# locus

• Mar 19th 2011, 08:22 AM
prasum
locus
given base of triangle and product of tangents of base angles then the locus of vertex of triangle is
• Mar 19th 2011, 08:49 AM
bjhopper
Hi prasum,
Is it a right triangle?

bjh
• Mar 19th 2011, 09:47 AM
HallsofIvy
It take it you have a triangle ABC with the length of AB= a fixed and the product of the tangents of angles A and B fixed. Let x be the distance from A to the foot of the perpendicular from C. Then the distance from B to that point is a- x.
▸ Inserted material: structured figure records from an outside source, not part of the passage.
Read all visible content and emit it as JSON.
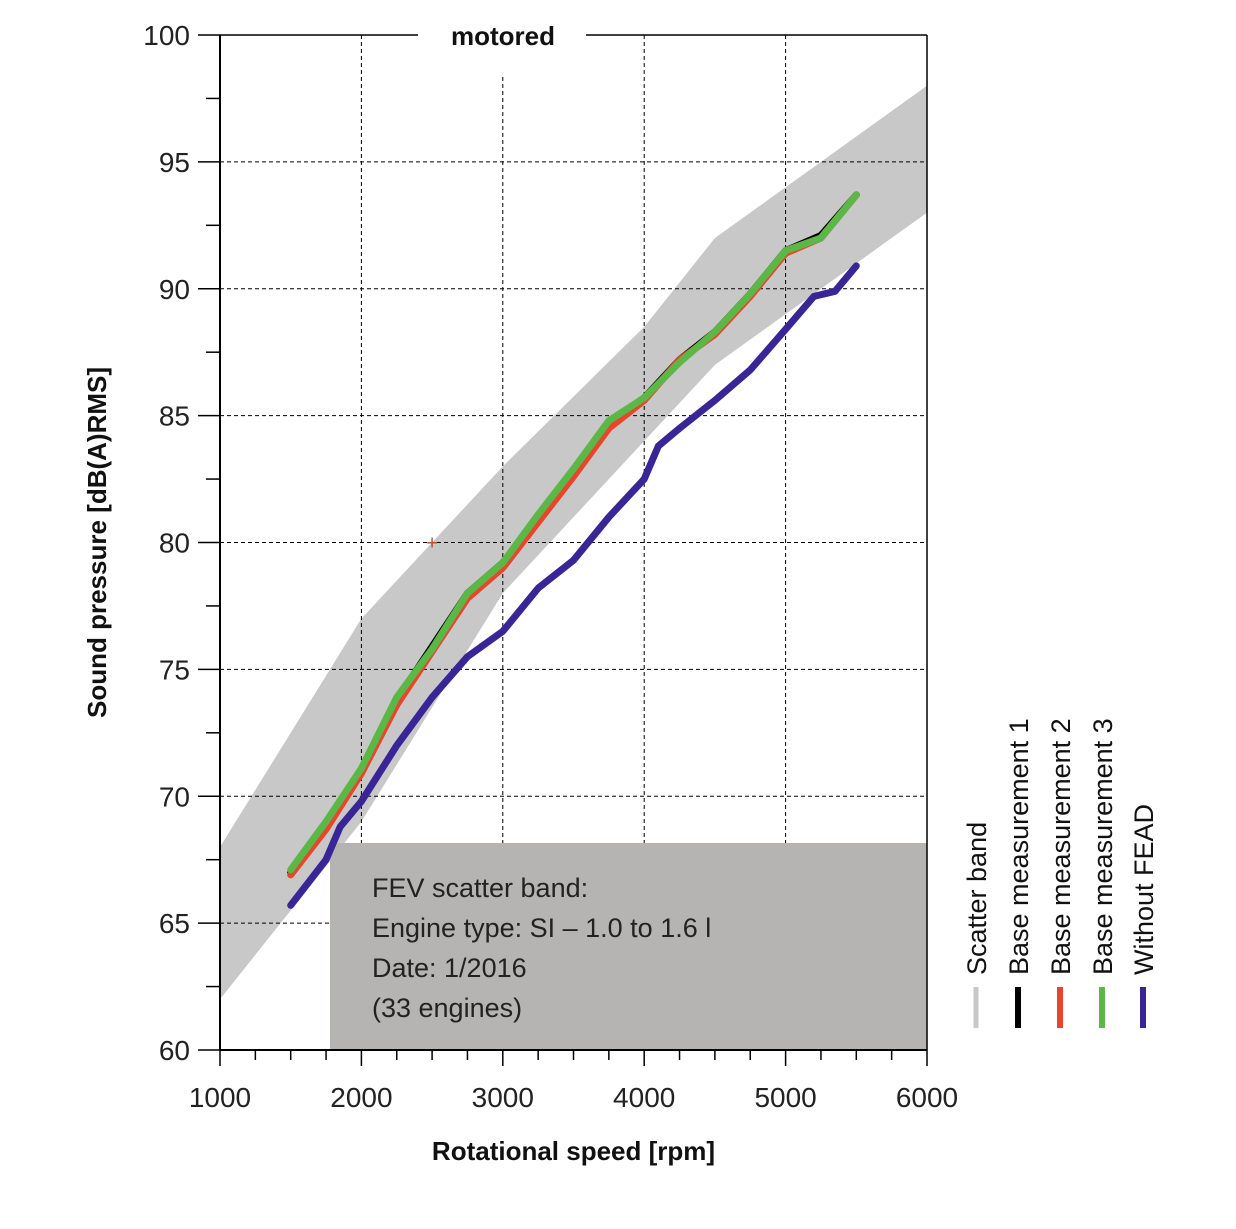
{
  "chart_data": {
    "type": "line",
    "title": "motored",
    "xlabel": "Rotational speed [rpm]",
    "ylabel": "Sound pressure [dB(A)RMS]",
    "xlim": [
      1000,
      6000
    ],
    "ylim": [
      60,
      100
    ],
    "xticks": [
      "1000",
      "2000",
      "3000",
      "4000",
      "5000",
      "6000"
    ],
    "yticks": [
      "60",
      "65",
      "70",
      "75",
      "80",
      "85",
      "90",
      "95",
      "100"
    ],
    "grid": true,
    "scatter_band": {
      "upper": [
        [
          1000,
          68
        ],
        [
          2000,
          77
        ],
        [
          3000,
          83
        ],
        [
          4000,
          88.5
        ],
        [
          4500,
          92
        ],
        [
          6000,
          98
        ]
      ],
      "lower": [
        [
          1000,
          62
        ],
        [
          2000,
          69
        ],
        [
          3000,
          78
        ],
        [
          4000,
          84
        ],
        [
          4500,
          87
        ],
        [
          6000,
          93
        ]
      ]
    },
    "series": [
      {
        "name": "Base measurement 1",
        "x": [
          1500,
          1750,
          2000,
          2250,
          2500,
          2750,
          3000,
          3250,
          3500,
          3750,
          4000,
          4250,
          4500,
          4750,
          5000,
          5250,
          5500
        ],
        "y": [
          67.0,
          68.8,
          71.0,
          73.8,
          75.9,
          78.0,
          79.2,
          81.0,
          82.8,
          84.7,
          85.7,
          87.2,
          88.3,
          89.8,
          91.5,
          92.1,
          93.7
        ]
      },
      {
        "name": "Base measurement 2",
        "x": [
          1500,
          1750,
          2000,
          2250,
          2500,
          2750,
          3000,
          3250,
          3500,
          3750,
          4000,
          4250,
          4500,
          4750,
          5000,
          5250,
          5500
        ],
        "y": [
          66.9,
          68.7,
          70.9,
          73.6,
          75.7,
          77.8,
          79.0,
          80.8,
          82.6,
          84.5,
          85.6,
          87.2,
          88.2,
          89.7,
          91.4,
          92.0,
          93.7
        ]
      },
      {
        "name": "Base measurement 3",
        "x": [
          1500,
          1750,
          2000,
          2250,
          2500,
          2750,
          3000,
          3250,
          3500,
          3750,
          4000,
          4250,
          4500,
          4750,
          5000,
          5250,
          5500
        ],
        "y": [
          67.1,
          69.0,
          71.1,
          73.9,
          75.8,
          78.0,
          79.2,
          81.1,
          82.9,
          84.8,
          85.7,
          87.1,
          88.3,
          89.8,
          91.5,
          92.0,
          93.7
        ]
      },
      {
        "name": "Without FEAD",
        "x": [
          1500,
          1750,
          1850,
          2000,
          2250,
          2500,
          2750,
          3000,
          3250,
          3500,
          3750,
          4000,
          4100,
          4250,
          4500,
          4750,
          5000,
          5200,
          5350,
          5500
        ],
        "y": [
          65.7,
          67.5,
          68.8,
          69.8,
          72.0,
          73.9,
          75.5,
          76.5,
          78.2,
          79.3,
          81.0,
          82.5,
          83.8,
          84.5,
          85.6,
          86.8,
          88.4,
          89.7,
          89.9,
          90.9
        ]
      }
    ],
    "legend": {
      "position": "right",
      "orientation": "vertical-text",
      "entries": [
        {
          "label": "Scatter band",
          "color": "#c8c8c8"
        },
        {
          "label": "Base measurement 1",
          "color": "#000000"
        },
        {
          "label": "Base measurement 2",
          "color": "#e8452c"
        },
        {
          "label": "Base measurement 3",
          "color": "#5cb846"
        },
        {
          "label": "Without FEAD",
          "color": "#3a2596"
        }
      ]
    },
    "annotation_box": {
      "lines": [
        "FEV scatter band:",
        "Engine type: SI – 1.0 to 1.6 l",
        "Date: 1/2016",
        "(33 engines)"
      ],
      "color": "#b6b3b3"
    },
    "marker": {
      "x": 2500,
      "y": 80,
      "symbol": "+",
      "color": "#b5542a"
    },
    "colors": {
      "band": "#c8c8c8",
      "base1": "#000000",
      "base2": "#e8452c",
      "base3": "#5cb846",
      "without_fead": "#3a2596"
    }
  }
}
If y is the distance from C to that foot, the two tangents are y/x and y/(a- x) so that constant product is y^2/a(a-x)= C. Solve for x as a function of y. The locus is the set of points, (x, y) satisfying that equation.
• Mar 19th 2011, 12:47 PM
prasum
i didnt understand your last step
• Mar 20th 2011, 03:49 AM
HallsofIvy
The "C" in the last equation is not, of course, the point, "C", but the product of tangents that you are given. It would have been better to call it, say, "c".

Solve $\frac{y^2}{a(a- x)}= c$, either for y as a function of x, or for x as a function of y (I recommended the latter). The locus is the set of points, (x, y), given by that. It should be obvious from the function what kind of curve this is.